Hi Forum,
I came across an interesting phenomenon when writing double buffer pipeline code: I implemented several code version which are supposed to be equivalent, but after profiling I found that they are compiled to different asm code and results in different runtime. Would you please help me understand why the compiler treat those implementation differently?

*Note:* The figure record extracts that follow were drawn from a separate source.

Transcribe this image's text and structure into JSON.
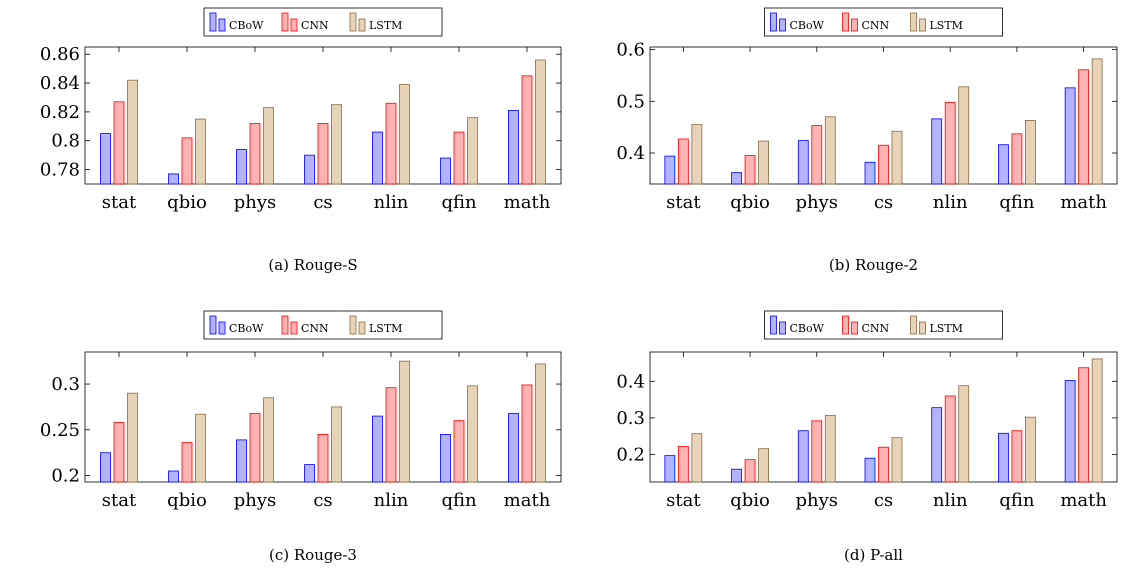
{
  "colors": {
    "CBoW": {
      "fill": "#b3b3ff",
      "stroke": "#0000ff"
    },
    "CNN": {
      "fill": "#ffb3b3",
      "stroke": "#ff0000"
    },
    "LSTM": {
      "fill": "#e6d3b8",
      "stroke": "#8b6b3e"
    }
  },
  "chart_data": [
    {
      "type": "bar",
      "caption": "(a) Rouge-S",
      "categories": [
        "stat",
        "qbio",
        "phys",
        "cs",
        "nlin",
        "qfin",
        "math"
      ],
      "series": [
        {
          "name": "CBoW",
          "values": [
            0.805,
            0.777,
            0.794,
            0.79,
            0.806,
            0.788,
            0.821
          ]
        },
        {
          "name": "CNN",
          "values": [
            0.827,
            0.802,
            0.812,
            0.812,
            0.826,
            0.806,
            0.845
          ]
        },
        {
          "name": "LSTM",
          "values": [
            0.842,
            0.815,
            0.823,
            0.825,
            0.839,
            0.816,
            0.856
          ]
        }
      ],
      "ylim": [
        0.77,
        0.865
      ],
      "yticks": [
        0.78,
        0.8,
        0.82,
        0.84,
        0.86
      ],
      "ytick_labels": [
        "0.78",
        "0.8",
        "0.82",
        "0.84",
        "0.86"
      ],
      "legend": "top-center"
    },
    {
      "type": "bar",
      "caption": "(b) Rouge-2",
      "categories": [
        "stat",
        "qbio",
        "phys",
        "cs",
        "nlin",
        "qfin",
        "math"
      ],
      "series": [
        {
          "name": "CBoW",
          "values": [
            0.394,
            0.362,
            0.424,
            0.382,
            0.466,
            0.416,
            0.526
          ]
        },
        {
          "name": "CNN",
          "values": [
            0.427,
            0.395,
            0.453,
            0.415,
            0.498,
            0.437,
            0.561
          ]
        },
        {
          "name": "LSTM",
          "values": [
            0.455,
            0.423,
            0.47,
            0.442,
            0.528,
            0.463,
            0.582
          ]
        }
      ],
      "ylim": [
        0.34,
        0.605
      ],
      "yticks": [
        0.4,
        0.5,
        0.6
      ],
      "ytick_labels": [
        "0.4",
        "0.5",
        "0.6"
      ],
      "legend": "top-center"
    },
    {
      "type": "bar",
      "caption": "(c) Rouge-3",
      "categories": [
        "stat",
        "qbio",
        "phys",
        "cs",
        "nlin",
        "qfin",
        "math"
      ],
      "series": [
        {
          "name": "CBoW",
          "values": [
            0.225,
            0.205,
            0.239,
            0.212,
            0.265,
            0.245,
            0.268
          ]
        },
        {
          "name": "CNN",
          "values": [
            0.258,
            0.236,
            0.268,
            0.245,
            0.296,
            0.26,
            0.299
          ]
        },
        {
          "name": "LSTM",
          "values": [
            0.29,
            0.267,
            0.285,
            0.275,
            0.325,
            0.298,
            0.322
          ]
        }
      ],
      "ylim": [
        0.193,
        0.335
      ],
      "yticks": [
        0.2,
        0.25,
        0.3
      ],
      "ytick_labels": [
        "0.2",
        "0.25",
        "0.3"
      ],
      "legend": "top-center"
    },
    {
      "type": "bar",
      "caption": "(d) P-all",
      "categories": [
        "stat",
        "qbio",
        "phys",
        "cs",
        "nlin",
        "qfin",
        "math"
      ],
      "series": [
        {
          "name": "CBoW",
          "values": [
            0.197,
            0.16,
            0.265,
            0.19,
            0.328,
            0.258,
            0.402
          ]
        },
        {
          "name": "CNN",
          "values": [
            0.222,
            0.186,
            0.292,
            0.22,
            0.36,
            0.265,
            0.437
          ]
        },
        {
          "name": "LSTM",
          "values": [
            0.257,
            0.216,
            0.307,
            0.246,
            0.388,
            0.302,
            0.461
          ]
        }
      ],
      "ylim": [
        0.125,
        0.48
      ],
      "yticks": [
        0.2,
        0.3,
        0.4
      ],
      "ytick_labels": [
        "0.2",
        "0.3",
        "0.4"
      ],
      "legend": "top-center"
    }
  ]
}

The code is to first of all load something from global to shared memory, and then do some computation:
LDG2S(As, Bs)
MATMUL(As, Bs)
and the main idea is to use some extra buffer (As[0], Bs[0] and As[1], Bs[2]) to hide the runtime. My implementations are as follows:
implementation A use an register to indicate which shared memory to work on:
LDG2S(As[0], Bs[0])
unsigned int pipeline_indicator = 0;
for (int i_step=0; i_step<K/16-1; ++i_step) {
__syncthreads();
LDG2S(As[1-pipeline_indicator], Bs[1-pipeline_indicator])
MATMUL(As[pipeline_indicator], Bs[pipeline_indicator])
pipeline_indicator = 1 - pipeline_indicator;
}
__syncthreads();
MATMUL(As[pipeline_indicator], Bs[pipeline_indicator])
__syncthreads();
implementation B is very similar to A, just use !pipeline_indicator instead of 1 - pipeline_indicator
LDG2S(As[0], Bs[0])
unsigned int pipeline_indicator = 0;
for (int i_step=0; i_step<K/16-1; ++i_step) {
__syncthreads();
LDG2S(As[!pipeline_indicator], Bs[!pipeline_indicator])
MATMUL(As[pipeline_indicator], Bs[pipeline_indicator])
pipeline_indicator = !pipeline_indicator;
}
__syncthreads();
MATMUL(As[pipeline_indicator], Bs[pipeline_indicator])
__syncthreads();
and here comes the implementation C, where I choose to get rid of the pipeline_indicator register and K/16-1 since in my test case, K=512:
LDG2S(As[0], Bs[0])
__syncthreads();
LDG2S(As[1], Bs[1])
MATMUL(As[0], Bs[0])
__syncthreads();
#pragma unroll
for (int i_step=0; i_step<15; ++i_step) {
LDG2S(As[0], Bs[0])
MATMUL(As[1], Bs[1])
__syncthreads();
LDG2S(As[1], Bs[1])
MATMUL(As[0], Bs[0])
__syncthreads();
}
MATMUL(As[1], Bs[1])
__syncthreads();
and implementation D is even more brute force, I unroll the for loop by hand — just copy-paste the code within the loop 15 times
LDG2S(As[0], Bs[0])
__syncthreads();
LDG2S(As[1], Bs[1])
MATMUL(As[0], Bs[0])
__syncthreads();
// 1
LDG2S(As[0], Bs[0])
MATMUL(As[1], Bs[1])
__syncthreads();
LDG2S(As[1], Bs[1])
MATMUL(As[0], Bs[0])
__syncthreads();
// 2
LDG2S(As[0], Bs[0])
MATMUL(As[1], Bs[1])
__syncthreads();
LDG2S(As[1], Bs[1])
MATMUL(As[0], Bs[0])
__syncthreads();
// 3, 4, 5, ... 15
......
MATMUL(As[1], Bs[1])
__syncthreads();
I was initially expecting implementation A, B, C and D got similar runtime since they are doing the same thing, but the profiling results shows that C and D is clearly better than B, and B is better than A. (as for C and D, C is better in the no-tensorcore version, and D is better in the tensorcore version)
I also read the asm code for each implementation, and it seems that C and D has less STS stalls compared with A and B, which I think explained the runtime observation, but I am still confused about why the compiler is treating those implementations differently? Is there a recommended approach to write the double-buffer pipeline?
Thank you so much!